Das Bündnis "AufRecht bestehen" ruft zu einer bundesweiten Aktionswoche vom 23.10. bis zum 31.10.2023 auf und fordert alle auf, sich daran zu beteiligen. Die Preise, besonders für Nahrungsmittel und Energie, sind weiter hoch und für immer mehr Menschen kaum noch zu stemmen.

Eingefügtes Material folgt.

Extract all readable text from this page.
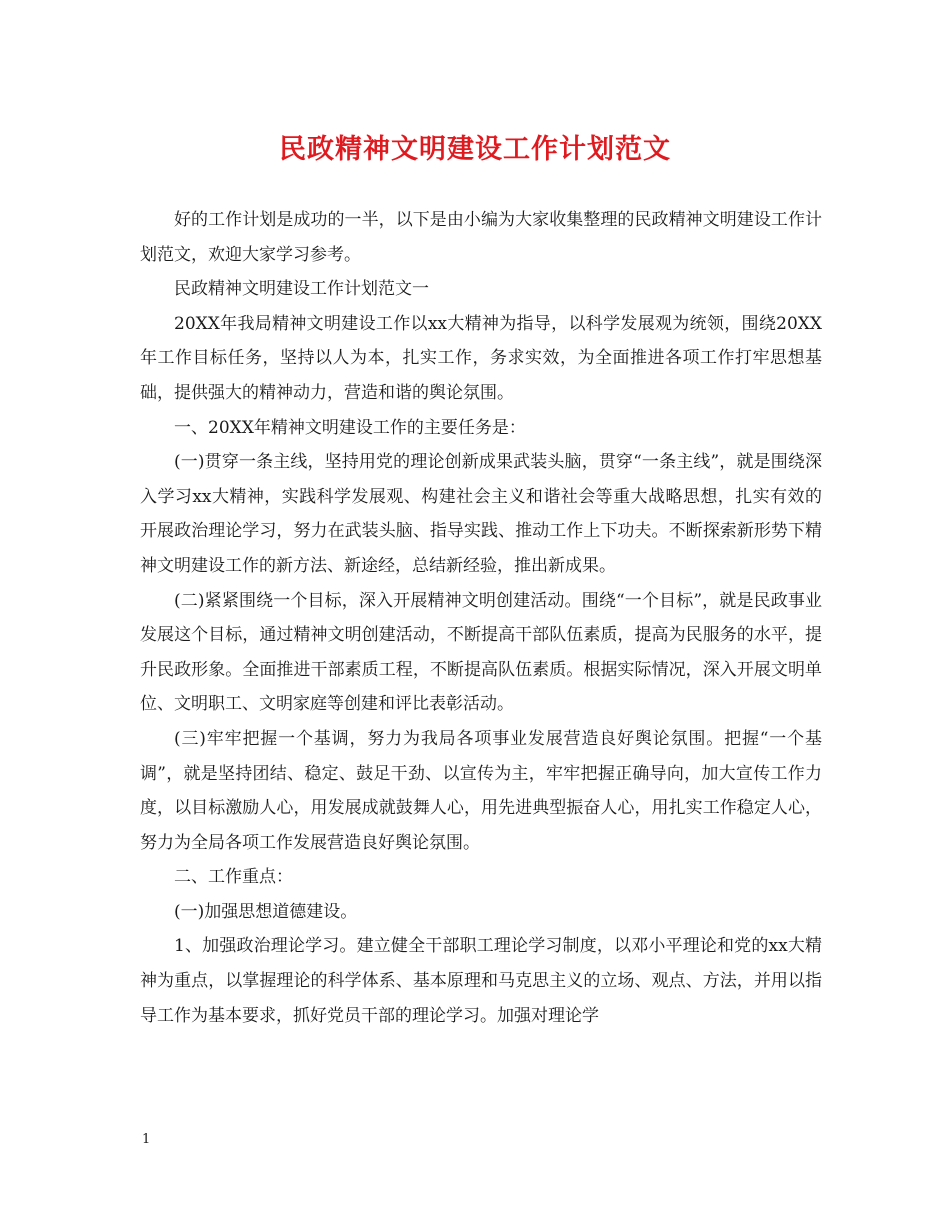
民政精神文明建设工作计划范文

好的工作计划是成功的一半，以下是由小编为大家收集整理的民政精神文明建设工作计划范文，欢迎大家学习参考。

民政精神文明建设工作计划范文一

20XX年我局精神文明建设工作以xx大精神为指导，以科学发展观为统领，围绕20XX年工作目标任务，坚持以人为本，扎实工作，务求实效，为全面推进各项工作打牢思想基础，提供强大的精神动力，营造和谐的舆论氛围。

一、20XX年精神文明建设工作的主要任务是：

(一)贯穿一条主线，坚持用党的理论创新成果武装头脑，贯穿“一条主线”，就是围绕深入学习xx大精神，实践科学发展观、构建社会主义和谐社会等重大战略思想，扎实有效的开展政治理论学习，努力在武装头脑、指导实践、推动工作上下功夫。不断探索新形势下精神文明建设工作的新方法、新途经，总结新经验，推出新成果。

(二)紧紧围绕一个目标，深入开展精神文明创建活动。围绕“一个目标”，就是民政事业发展这个目标，通过精神文明创建活动，不断提高干部队伍素质，提高为民服务的水平，提升民政形象。全面推进干部素质工程，不断提高队伍素质。根据实际情况，深入开展文明单位、文明职工、文明家庭等创建和评比表彰活动。

(三)牢牢把握一个基调，努力为我局各项事业发展营造良好舆论氛围。把握“一个基调”，就是坚持团结、稳定、鼓足干劲、以宣传为主，牢牢把握正确导向，加大宣传工作力度，以目标激励人心，用发展成就鼓舞人心，用先进典型振奋人心，用扎实工作稳定人心，努力为全局各项工作发展营造良好舆论氛围。

二、工作重点：

(一)加强思想道德建设。

1、加强政治理论学习。建立健全干部职工理论学习制度，以邓小平理论和党的xx大精神为重点，以掌握理论的科学体系、基本原理和马克思主义的立场、观点、方法，并用以指导工作为基本要求，抓好党员干部的理论学习。加强对理论学

1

Das wirkt sich für breite Teile der Bevölkerung verheerend aus. So sind der europäischen Statistikbehörde Eurostat zufolge über elf Prozent der Menschen nicht imstande, sich zumindest jeden zweiten Tag vollwertig zu ernähren. Die Armut wächst rasant. Ein Fünftel der Bevölkerung in der reichen Bundesrepublik gilt als arm oder „armutsgefährdet“. Rund 7,5 Millionen Beschäftigte hängen im Niedriglohnsektor fest und ein Fünftel der Rentner*innen sind von Altersarmut betroffen. Die Inflation wird begleitet von massiver Wohnungsnot und hohen Mieten.

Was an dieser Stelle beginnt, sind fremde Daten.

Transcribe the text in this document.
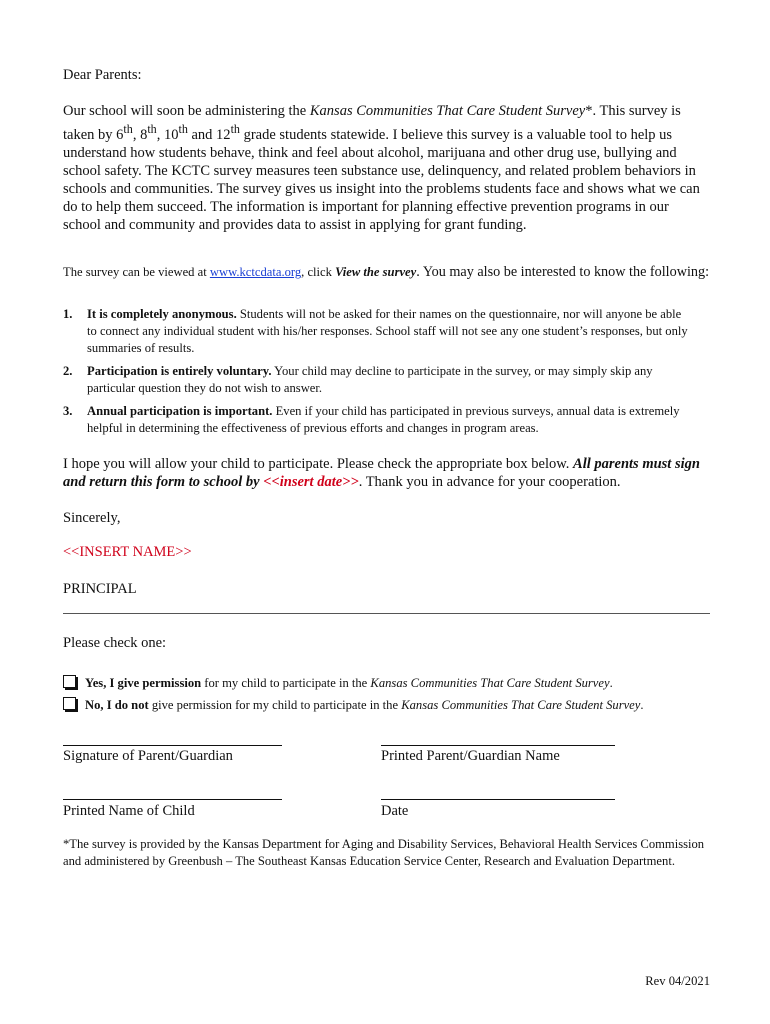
Dear Parents:
Our school will soon be administering the Kansas Communities That Care Student Survey*. This survey is taken by 6th, 8th, 10th and 12th grade students statewide. I believe this survey is a valuable tool to help us understand how students behave, think and feel about alcohol, marijuana and other drug use, bullying and school safety. The KCTC survey measures teen substance use, delinquency, and related problem behaviors in schools and communities. The survey gives us insight into the problems students face and shows what we can do to help them succeed. The information is important for planning effective prevention programs in our school and community and provides data to assist in applying for grant funding.
The survey can be viewed at www.kctcdata.org, click View the survey. You may also be interested to know the following:
1. It is completely anonymous. Students will not be asked for their names on the questionnaire, nor will anyone be able to connect any individual student with his/her responses. School staff will not see any one student’s responses, but only summaries of results.
2. Participation is entirely voluntary. Your child may decline to participate in the survey, or may simply skip any particular question they do not wish to answer.
3. Annual participation is important. Even if your child has participated in previous surveys, annual data is extremely helpful in determining the effectiveness of previous efforts and changes in program areas.
I hope you will allow your child to participate. Please check the appropriate box below. All parents must sign and return this form to school by <<insert date>>. Thank you in advance for your cooperation.
Sincerely,
<<INSERT NAME>>
PRINCIPAL
Please check one:
Yes, I give permission for my child to participate in the Kansas Communities That Care Student Survey.
No, I do not give permission for my child to participate in the Kansas Communities That Care Student Survey.
Signature of Parent/Guardian	Printed Parent/Guardian Name
Printed Name of Child	Date
*The survey is provided by the Kansas Department for Aging and Disability Services, Behavioral Health Services Commission and administered by Greenbush – The Southeast Kansas Education Service Center, Research and Evaluation Department.
Rev 04/2021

Wir fordern die Einhaltung der sozialpolitischen Zusagen
Die jetzige Regierungskoalition ist vor ihrer Amtsübernahme im Wesentlichen mit zwei zentralen sozialpolitischen Versprechen angetreten: der „Überwindung“ des Hartz IV-Systems und seiner Ersetzung durch ein so genanntes „Bürgergeld“ sowie der Bekämpfung der skandalösen Kinderarmut durch eine „Kindergrundsicherung“. Das Bürgergeld hat sich trotz einiger Verbesserungen im Kern als eine bloße Umetikettierung von Hartz IV erwiesen. Der versprochene Ausbau der beruflichen Qualifizierung droht dem Rotstift zum Opfer zu fallen. Auch die Kindergrundsicherung droht noch vor ihrer Einführung zu scheitern, da nur ein Bruchteil des für ihre Umsetzung benötigten Geldes zur Verfügung gestellt werden soll.